Turkey’s bond yields rose to the highest in a year after the central bank did not provide funding in its one-week repo auction for a third day and sold dollars. The lira erased its gains after Premier Recep Tayyip Erdogan said the “main opposition will pay price for backing protest.”
Yields on two-year benchmark notes surged 44 basis points to 8.05 percent, the highest on a closing basis since July 5. The yield on 10-year bonds also climbed for a second day and traded 33 basis points higher at 8.65 percent.
Turkey’s central bank did not provide funding at the 4.5 percent policy rate today. It sold $50 million today and $350 million yesterday, intervening for a third time since anti-government protests broke out at the end of May.

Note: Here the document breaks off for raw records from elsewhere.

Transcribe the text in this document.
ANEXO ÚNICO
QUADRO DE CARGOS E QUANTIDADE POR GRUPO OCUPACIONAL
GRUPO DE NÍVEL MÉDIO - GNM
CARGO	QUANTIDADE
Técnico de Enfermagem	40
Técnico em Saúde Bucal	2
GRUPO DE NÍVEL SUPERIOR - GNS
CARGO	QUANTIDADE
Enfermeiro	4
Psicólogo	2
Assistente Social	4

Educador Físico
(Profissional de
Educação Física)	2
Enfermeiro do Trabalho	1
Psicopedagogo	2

Turkish people will not bow to artists and writers who are “humiliating” them, Erdogan said at a party rally in the central Anatolian city of Kayseri today.
The lira depreciated 0.4 percent to 1.9458 per dollar, weakening for a fifth day to a record low and wiping out gains of as much as 0.7 percent.
The 14-day relative strength index for the USDTRY cross rose to 75, from 73 yesterday. A level above 70 indicates to some technical analysts that the local currency is oversold relative to the euro and poised for a rebound.
The cost of funding in the Turkish interbank market rose to 5.69 percent today, the highest level since April 12. The central bank’s weighted average cost of funding the lenders rose to 5.26 percent yesterday, the highest level since April, according to data compiled by Bloomberg.